Key trend reversal indicator – High Accuracy Bulls and Bears Doji Transitional Candlestick Formation. A Doji is quite often found at the bottom and top of trends and thus is considered as a sign of possible reversal of price direction, but the Doji can be viewed as a continuation pattern as well.
A doji is a key trend reversal indicator. This is particularly true when there is a high trading volume following an extended move in either direction.
When a market has been in an uptrend and trades to a higher high than the previous three trading days, fails to hold that high, and closes in the lower 10% of that day’s trading range, there is a high probability of a downtrend in the ensuing days.

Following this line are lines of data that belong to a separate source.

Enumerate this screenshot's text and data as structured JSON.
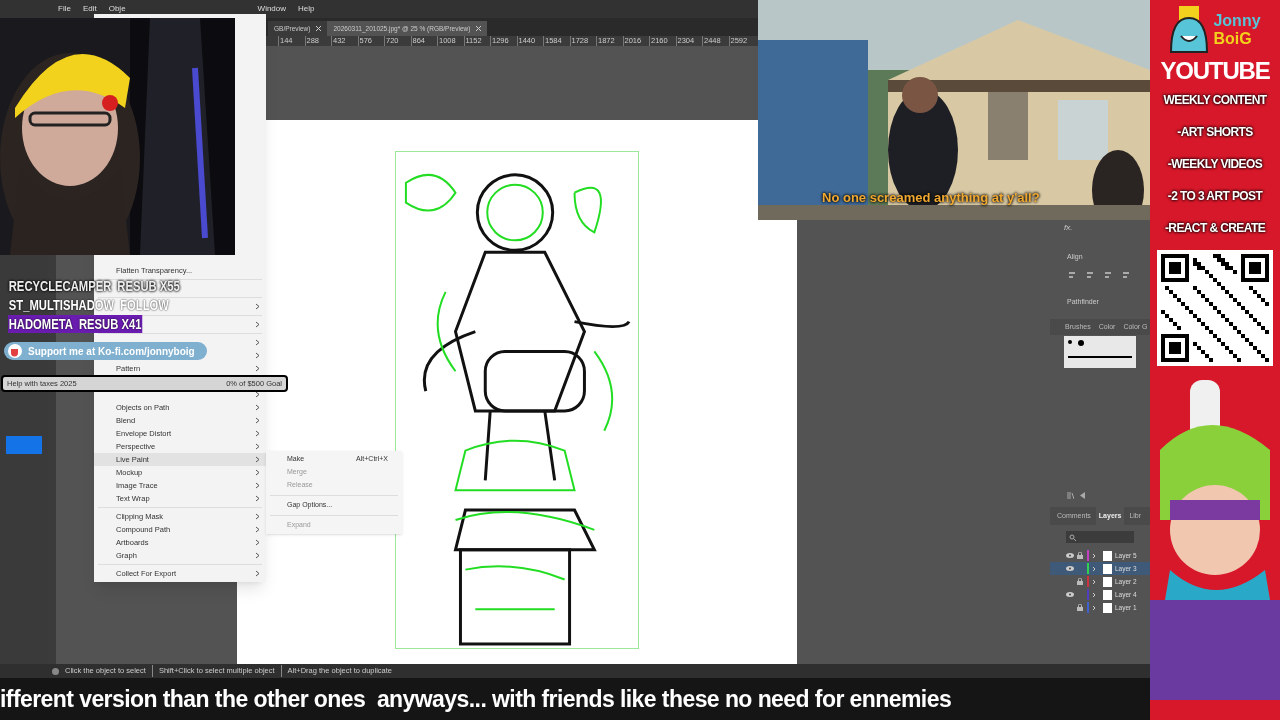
{
  "menubar": [
    "File",
    "Edit",
    "Obje",
    "Window",
    "Help"
  ],
  "doc_tabs": [
    {
      "label": "GB/Preview)",
      "selected": false
    },
    {
      "label": "20260311_201025.jpg* @ 25 % (RGB/Preview)",
      "selected": true
    }
  ],
  "ruler_ticks": [
    "144",
    "288",
    "432",
    "576",
    "720",
    "864",
    "1008",
    "1152",
    "1296",
    "1440",
    "1584",
    "1728",
    "1872",
    "2016",
    "2160",
    "2304",
    "2448",
    "2592"
  ],
  "object_menu": [
    {
      "kind": "item",
      "label": "Flatten Transparency...",
      "disabled": false,
      "selected": false,
      "submenu": false
    },
    {
      "kind": "separator"
    },
    {
      "kind": "covered",
      "submenu": false
    },
    {
      "kind": "separator"
    },
    {
      "kind": "covered",
      "submenu": true
    },
    {
      "kind": "separator"
    },
    {
      "kind": "covered",
      "submenu": true
    },
    {
      "kind": "separator"
    },
    {
      "kind": "covered",
      "submenu": true
    },
    {
      "kind": "covered",
      "submenu": true
    },
    {
      "kind": "item",
      "label": "Pattern",
      "disabled": false,
      "selected": false,
      "submenu": true
    },
    {
      "kind": "covered"
    },
    {
      "kind": "covered",
      "submenu": true
    },
    {
      "kind": "item",
      "label": "Objects on Path",
      "disabled": false,
      "selected": false,
      "submenu": true
    },
    {
      "kind": "item",
      "label": "Blend",
      "disabled": false,
      "selected": false,
      "submenu": true
    },
    {
      "kind": "item",
      "label": "Envelope Distort",
      "disabled": false,
      "selected": false,
      "submenu": true
    },
    {
      "kind": "item",
      "label": "Perspective",
      "disabled": false,
      "selected": false,
      "submenu": true
    },
    {
      "kind": "item",
      "label": "Live Paint",
      "disabled": false,
      "selected": true,
      "submenu": true
    },
    {
      "kind": "item",
      "label": "Mockup",
      "disabled": false,
      "selected": false,
      "submenu": true
    },
    {
      "kind": "item",
      "label": "Image Trace",
      "disabled": false,
      "selected": false,
      "submenu": true
    },
    {
      "kind": "item",
      "label": "Text Wrap",
      "disabled": false,
      "selected": false,
      "submenu": true
    },
    {
      "kind": "separator"
    },
    {
      "kind": "item",
      "label": "Clipping Mask",
      "disabled": false,
      "selected": false,
      "submenu": true
    },
    {
      "kind": "item",
      "label": "Compound Path",
      "disabled": false,
      "selected": false,
      "submenu": true
    },
    {
      "kind": "item",
      "label": "Artboards",
      "disabled": false,
      "selected": false,
      "submenu": true
    },
    {
      "kind": "item",
      "label": "Graph",
      "disabled": false,
      "selected": false,
      "submenu": true
    },
    {
      "kind": "separator"
    },
    {
      "kind": "item",
      "label": "Collect For Export",
      "disabled": false,
      "selected": false,
      "submenu": true
    }
  ],
  "live_paint_submenu": [
    {
      "kind": "item",
      "label": "Make",
      "shortcut": "Alt+Ctrl+X",
      "disabled": false
    },
    {
      "kind": "item",
      "label": "Merge",
      "disabled": true
    },
    {
      "kind": "item",
      "label": "Release",
      "disabled": true
    },
    {
      "kind": "separator"
    },
    {
      "kind": "item",
      "label": "Gap Options...",
      "disabled": false
    },
    {
      "kind": "separator"
    },
    {
      "kind": "item",
      "label": "Expand",
      "disabled": true
    }
  ],
  "chat_alerts": [
    {
      "kind": "faded",
      "name": "RECYCLECAMPER",
      "action": "RESUB X55"
    },
    {
      "kind": "plain",
      "name": "ST_MULTISHADOW",
      "action": "FOLLOW"
    },
    {
      "kind": "highlight",
      "name": "HADOMETA",
      "action": "RESUB X41"
    }
  ],
  "support_pill": "Support me at Ko-fi.com/jonnyboig",
  "goal": {
    "title": "Help with taxes 2025",
    "reading": "0% of $500 Goal",
    "level": 0
  },
  "video_caption": "No one screamed anything at y'all?",
  "right_panel": {
    "fx": "fx.",
    "align": "Align",
    "pathfinder": "Pathfinder",
    "brush_tabs": [
      "Brushes",
      "Color",
      "Color G"
    ],
    "layer_tabs": [
      {
        "label": "Comments",
        "selected": false
      },
      {
        "label": "Layers",
        "selected": true
      },
      {
        "label": "Libr",
        "selected": false
      }
    ],
    "layers": [
      {
        "name": "Layer 5",
        "visible": true,
        "locked": true,
        "selected": false,
        "color": "#c040c0"
      },
      {
        "name": "Layer 3",
        "visible": true,
        "locked": false,
        "selected": true,
        "color": "#30d050"
      },
      {
        "name": "Layer 2",
        "visible": false,
        "locked": true,
        "selected": false,
        "color": "#d03040"
      },
      {
        "name": "Layer 4",
        "visible": true,
        "locked": false,
        "selected": false,
        "color": "#5040c0"
      },
      {
        "name": "Layer 1",
        "visible": false,
        "locked": true,
        "selected": false,
        "color": "#4060d0"
      }
    ]
  },
  "status_hints": [
    "Click the object to select",
    "Shift+Click to select multiple object",
    "Alt+Drag the object to duplicate"
  ],
  "subtitle": "ifferent version than the other ones  anyways... with friends like these no need for ennemies",
  "banner": {
    "logo_top": "Jonny",
    "logo_bottom": "BoiG",
    "title": "YOUTUBE",
    "lines": [
      "WEEKLY CONTENT",
      "-ART SHORTS",
      "-WEEKLY VIDEOS",
      "-2 TO 3 ART POST",
      "-REACT & CREATE"
    ]
  }
}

Likewise, when the market has been in a downtrend and trades to a new low that’s lower than the three previous trading days, fails to hold that low, and closes in the upper 10% of that day’s trading range, there is a high probability of an uptrend in the ensuing days.
The chart below shows two examples of Doji’s:
In a Doji pattern, the market explores its options both upward and downward, but cannot commit either way. After a long uptrend, this indecision manifest by the Doji could be viewed as a time to exit one’s position, or at least scale back.

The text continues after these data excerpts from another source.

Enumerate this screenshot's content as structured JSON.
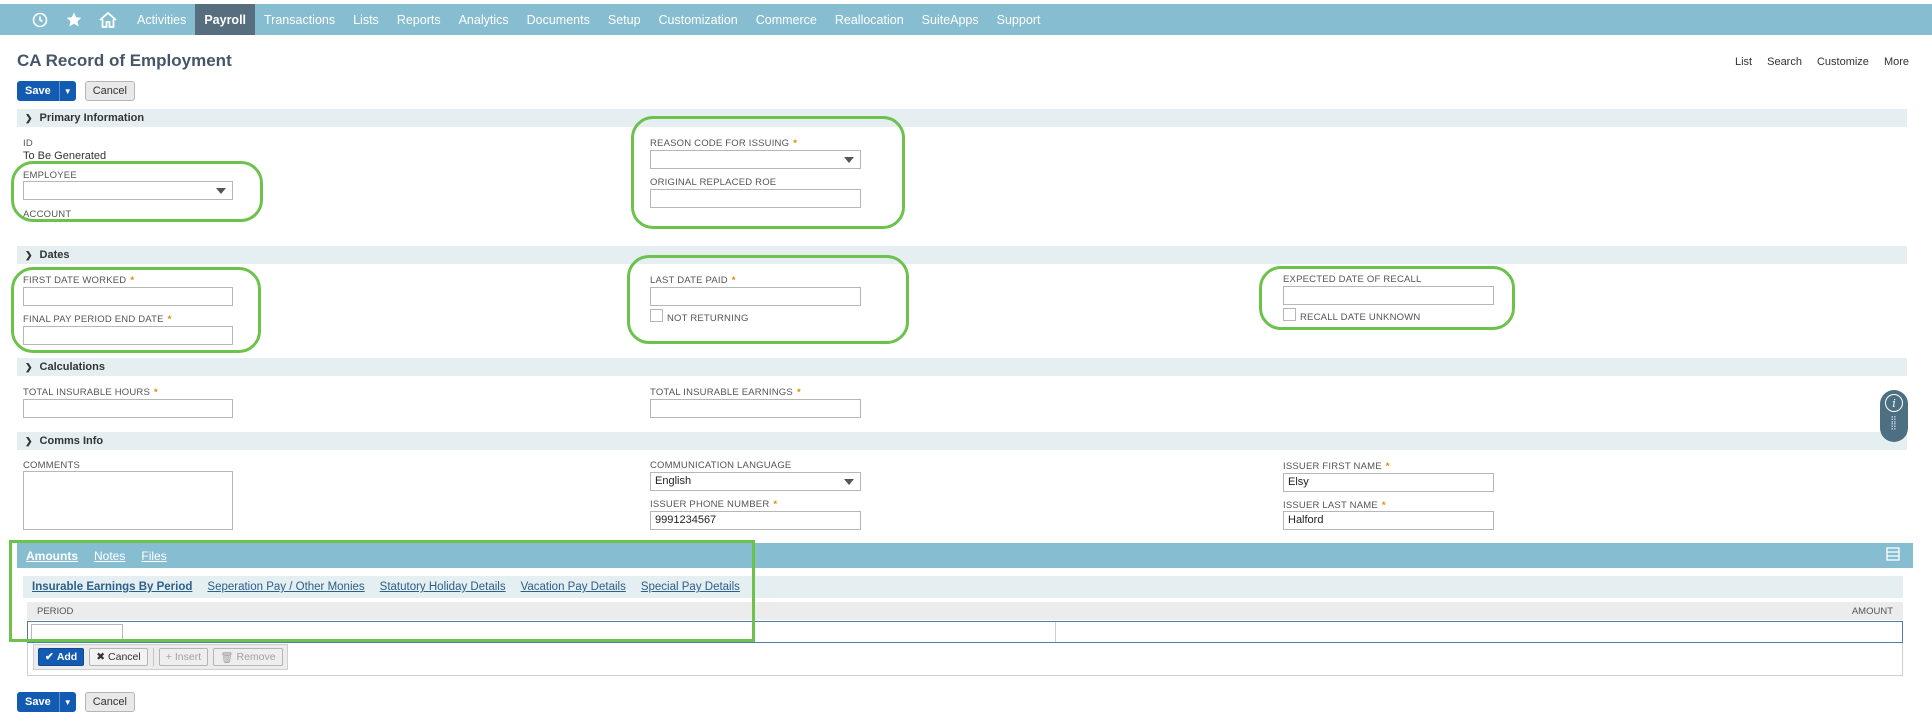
{
  "nav": {
    "items": [
      {
        "label": "Activities",
        "active": false
      },
      {
        "label": "Payroll",
        "active": true
      },
      {
        "label": "Transactions",
        "active": false
      },
      {
        "label": "Lists",
        "active": false
      },
      {
        "label": "Reports",
        "active": false
      },
      {
        "label": "Analytics",
        "active": false
      },
      {
        "label": "Documents",
        "active": false
      },
      {
        "label": "Setup",
        "active": false
      },
      {
        "label": "Customization",
        "active": false
      },
      {
        "label": "Commerce",
        "active": false
      },
      {
        "label": "Reallocation",
        "active": false
      },
      {
        "label": "SuiteApps",
        "active": false
      },
      {
        "label": "Support",
        "active": false
      }
    ],
    "icons": [
      "recent-icon",
      "star-icon",
      "home-icon"
    ]
  },
  "page": {
    "title": "CA Record of Employment",
    "links": [
      "List",
      "Search",
      "Customize",
      "More"
    ]
  },
  "buttons": {
    "save": "Save",
    "cancel": "Cancel"
  },
  "sections": {
    "primary": "Primary Information",
    "dates": "Dates",
    "calculations": "Calculations",
    "comms": "Comms Info"
  },
  "primary": {
    "id_label": "ID",
    "id_value": "To Be Generated",
    "employee_label": "EMPLOYEE",
    "employee_value": "",
    "account_label": "ACCOUNT",
    "reason_label": "REASON CODE FOR ISSUING",
    "reason_value": "",
    "orig_roe_label": "ORIGINAL REPLACED ROE",
    "orig_roe_value": ""
  },
  "dates": {
    "first_date_label": "FIRST DATE WORKED",
    "final_pay_label": "FINAL PAY PERIOD END DATE",
    "last_paid_label": "LAST DATE PAID",
    "not_returning_label": "NOT RETURNING",
    "recall_label": "EXPECTED DATE OF RECALL",
    "recall_unknown_label": "RECALL DATE UNKNOWN"
  },
  "calculations": {
    "hours_label": "TOTAL INSURABLE HOURS",
    "earnings_label": "TOTAL INSURABLE EARNINGS"
  },
  "comms": {
    "comments_label": "COMMENTS",
    "language_label": "COMMUNICATION LANGUAGE",
    "language_value": "English",
    "phone_label": "ISSUER PHONE NUMBER",
    "phone_value": "9991234567",
    "first_name_label": "ISSUER FIRST NAME",
    "first_name_value": "Elsy",
    "last_name_label": "ISSUER LAST NAME",
    "last_name_value": "Halford"
  },
  "tabs": [
    "Amounts",
    "Notes",
    "Files"
  ],
  "subtabs": [
    "Insurable Earnings By Period",
    "Seperation Pay / Other Monies",
    "Statutory Holiday Details",
    "Vacation Pay Details",
    "Special Pay Details"
  ],
  "grid": {
    "col_period": "PERIOD",
    "col_amount": "AMOUNT",
    "add": "Add",
    "cancel": "Cancel",
    "insert": "Insert",
    "remove": "Remove"
  },
  "colors": {
    "nav": "#86bdd1",
    "accent": "#125ab2",
    "highlight": "#6cc24a"
  }
}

Similarly, after a long downtrend, like the one shown above of General Electric stock, reducing one’s position size or exiting completely could be an intelligent move.
It is important to emphasize that the Doji pattern does not mean reversal, it means indecision. Doji’s are often found during periods of resting after a significant move higher or lower; the market, after resting, then continues on its way.
Nevertheless, a Doji pattern could be interpreted as a sign that a prior trend is losing its strength, and taking some profits might be well advised.